By Thomas J. WalshFor PlanPhilly
Land along the Delaware River within the city of Philadelphia, much of it privately held in a death grip for decades, may finally be coming to market. Some of it may arrive via disappointment (that a casino, or riverboat, could not be landed) and some of it may come to market because riverside environmental stewardship is too big of a legal question mark.
As for the seven designated miles now within the Central Delaware interim overlay district, it is likely all of the above, developers say. One big piece of the puzzle, though, seems to be shaking out.
The parcel owned by James Anderson, a Philadelphia area businessman with an eponymously named construction company (a major paving contractor), is about to put his significant holding up for sale – something made easier Tuesday by the Philadelphia City Planning Commission.
Totaling somewhere 55 and 60 acres on two main parcels, it is enormous.
The zoning bill would re-map the area bounded by Cumberland Avenue, Berks Street, and the river. It was introduced by Councilman Frank DiCicco, in whose district the land is situated, on May 14, and would the property’s designation from “G2” (industrial) to “C3” (commercial mixed use).
Most of the riverfront properties to the north of the site, in use or not, are industrial, including a concrete plant. Immediately to the south are the SugarHouse Casino site, a PECO Energy plant and Penn Treaty Park.
Normally, zoning changes for properties at this scale are accompanied by a plan of development. But Tom Chapman, Anderson’s attorney, was blunt in saying that his client is not a developer, and wants to sell the land.

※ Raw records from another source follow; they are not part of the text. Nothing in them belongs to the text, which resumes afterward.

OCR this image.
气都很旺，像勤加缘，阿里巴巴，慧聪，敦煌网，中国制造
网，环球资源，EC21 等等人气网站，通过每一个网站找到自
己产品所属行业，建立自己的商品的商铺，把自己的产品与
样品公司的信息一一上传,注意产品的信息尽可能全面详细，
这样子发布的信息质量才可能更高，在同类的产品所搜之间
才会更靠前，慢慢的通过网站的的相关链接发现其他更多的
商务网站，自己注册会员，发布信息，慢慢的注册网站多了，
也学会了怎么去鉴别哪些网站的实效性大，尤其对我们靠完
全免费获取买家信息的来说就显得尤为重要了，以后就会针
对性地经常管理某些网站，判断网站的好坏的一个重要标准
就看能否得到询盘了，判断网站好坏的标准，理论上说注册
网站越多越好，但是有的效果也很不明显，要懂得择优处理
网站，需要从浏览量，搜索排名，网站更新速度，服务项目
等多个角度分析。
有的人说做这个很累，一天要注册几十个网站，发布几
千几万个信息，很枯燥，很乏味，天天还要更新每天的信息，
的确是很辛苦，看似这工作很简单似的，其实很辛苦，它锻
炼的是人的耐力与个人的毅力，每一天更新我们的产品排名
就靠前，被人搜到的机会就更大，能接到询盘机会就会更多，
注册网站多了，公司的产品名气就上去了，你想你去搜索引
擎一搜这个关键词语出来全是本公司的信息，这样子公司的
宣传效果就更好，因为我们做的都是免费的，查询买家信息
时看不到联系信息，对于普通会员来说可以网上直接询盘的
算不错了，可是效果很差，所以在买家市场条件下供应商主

“In this case, this property is not in demand by anyone,” Planning Commission Executive Director Alan Greenberger told PlanPhilly after the meeting. “This is a means of incentivizing, because here, the property needs a boost.”
The move comes after the rezoning ordinance was unanimously passed out of City Council’s Rules Committee on June 4. “Mr. Anderson would like to be in a better position to market his property,” said Chapman, at that hearing.
A ‘chicken and egg thing’
The land was once a potential location for a Pinnacle Casino, but was not selected by the Pennsylvania Gaming Control Board as one of the two city-sited casino projects. The Pinnacle proposal included a lagoon and an entertainment area, Greenberger said.
“This site is extremely large and warrants much consideration,” said Commissioner Nancy Rogo Trainer. She wondered if there might be potential unintended consequences.
“It’s a fair question,” replied Greenberger. “Does it provide a disincentive?” But, he added, “There’s nothing going on there,” and said Anderson “has indicated a willingness to work with the Commission.”
“If – if – an industrial use came back that seemed like the right thing to do on the waterfront, I’m quite sure we would entertain it and we would be coming back to you (the full Commission) with a new kind of proposal,” Greenberger said.
Trainer also inquired about the ability of a new owner to sub-divide the property, but Greenberger said that any development proposals would have to pass through Planning and the Zoning Board of Adjustment.
Greenberger, calling the concept of a zoning change to attract developers a “chicken and egg thing,” said he could not say if the owners of other parcels along the river will come forward for similar zoning changes, now that the overlay district is in place and an overall waterfront plan is in the works.
“It will be a trend if it’s successful,” he said. “This is to see if something can be jump-started by way of development. It’s certainly an opportunity to look at some of the possibilities for ... mixed-use development that might be able to happen. It’s totally possible that nothing will happen. We simply don’t know.”